After four years in Wales and nine in different parts of London, Will has started to sound like one of those drones that you can't quite place

Will Dean
Friday 15 May 2015 17:34 BST
Comments
(Ping Zhu)

Every year I go back to Oldham, the town where I grew up, and take aim at what was once my local. On Christmas Eve, the Rose of Lancaster is full of people I went to school with and see, at best, annually. We mainly look the same as we did in the 1990s. Some look slightly swollen. Some look better. Some confirm my theory that every young white male in Greater Manchester eventually ends up looking like Mark E Smith.

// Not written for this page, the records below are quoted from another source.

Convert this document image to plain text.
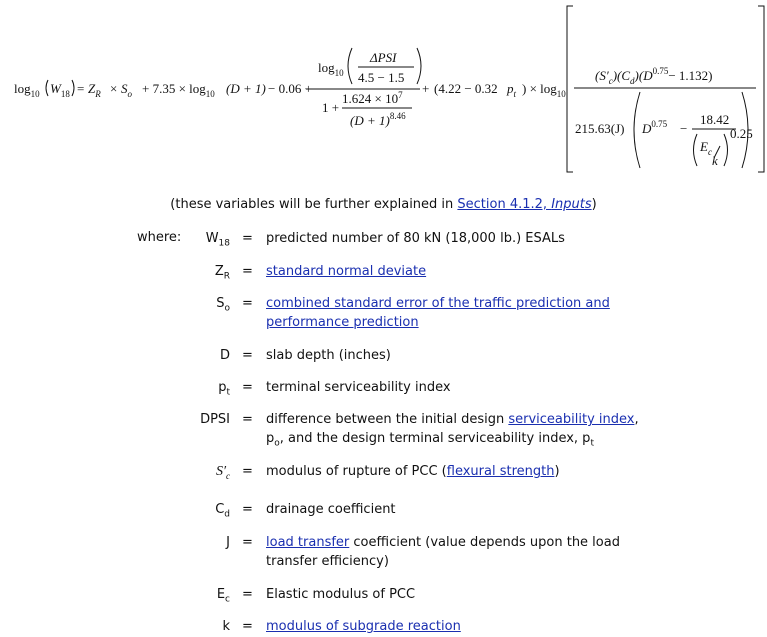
$\log_{10} W_{18} = Z_R \times S_o + 7.35 \times \log_{10} (D + 1) - 0.06$ +
$\log_{10}$
ΔPSI
4.5 − 1.5
1 +
$1.624 \times 10^7$
$(D + 1)^{8.46}$
+ (4.22 − 0.32 $p_t$ ) × $\log_{10}$
$(S'_c)(C_d)(D^{0.75}- 1.132)$
215.63(J) $D^{0.75}$ −
18.42
$E_c$
k
0.25
(these variables will be further explained in Section 4.1.2, Inputs)
where: $W_{18}$ = predicted number of 80 kN (18,000 lb.) ESALs
$Z_R$ = standard normal deviate
$S_o$ = combined standard error of the traffic prediction and performance prediction
D = slab depth (inches)
$p_t$ = terminal serviceability index
DPSI = difference between the initial design serviceability index,
$p_o$, and the design terminal serviceability index, $p_t$
$S'_c$ = modulus of rupture of PCC (flexural strength)
$C_d$ = drainage coefficient
J = load transfer coefficient (value depends upon the load transfer efficiency)
$E_c$ = Elastic modulus of PCC
k = modulus of subgrade reaction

As the night goes on. My greetings to these old chums evolve – devolve, I suppose – as JW Lees's bitter takes its toll. Here's an approximation:

"Hello. How are you doing?"

"Hi. How are you? "

"Hiya. Are you alright?"

"Are you alright?"

"Y'alright?"

"Y'rite?"

*Grunt*

John Willie Lees may have some part to play in this glottal descent, but more likely it's an unconscious desire to fit back in by reverting to a strong Mancunian accent that I never reeeally possessed. It's clearly a weak attempt to convince my friends at home that I've moved away for 13 years and suddenly now – at this point – started speaking like Terry Christian. More likely, they wonder why I began the night sounding like the person who reads out stops over a bus Tannoy. This dismal bit of gooning precedes the inevitable conversation about how much I'm paying in rent before one old pal takes me to task for how I just pronounced Finsbury Park.

It's tricky when you leave home and never go back. When people hear what a colleague described as my "low-level non-specific northernness" and ask where I'm from, I tell them "Manchester" (sometimes "Oldham", if I'm feeling accurate). But I'm not really.

I spent four years in Wales and nine in different parts of London. I'm not really from anywhere, any more. And I've started to sound like it – one of those drones that you can't quite place. We're moving again soon and my son is going to grow up in the Home Counties, home of the placeless accent. I would confidently offer £1,000 to the first person who could accurately mimic a Buckinghamshire accent.

We've just watched an election based around regional identity and a campaign defined by regionalism – which is intriguing, bizarre even – to a nomad like me; one of the hundreds of thousands of people who ditched any claim to a regional identity by moving to London.

The capital sucks people up like a cod trawler in the Barents Sea and before it's sent you packing back to the suburbs with a kneecapping of a mortgage, it can squeegee any regional identity right off you. It's a bit like how people very swiftly become New Yorkers as soon as they move there from Shitsville, Ohio.

The alternative route is that it acts as an amplifier and makes even the most unaccented former Mancunian (to stick with my example) into a swaggering youshouldaseenmeatheHacienda expat, despite logic suggesting that moving away would flatten out your accent. Not that there's necessarily anything wrong with that. When I left for university, I immediately draped myself in a City scarf – I am Manc, hear me roar. I then quickly blew it by opening my mouth and sounding more like Gary Barlow than Gary Mounfield (aka Mani).

The result: the local identity forged over 18 long years is reduced to following a football club owned by an autocratic multibillionaire from the Middle East. But at least I still don't pronounce "bath" with an "r".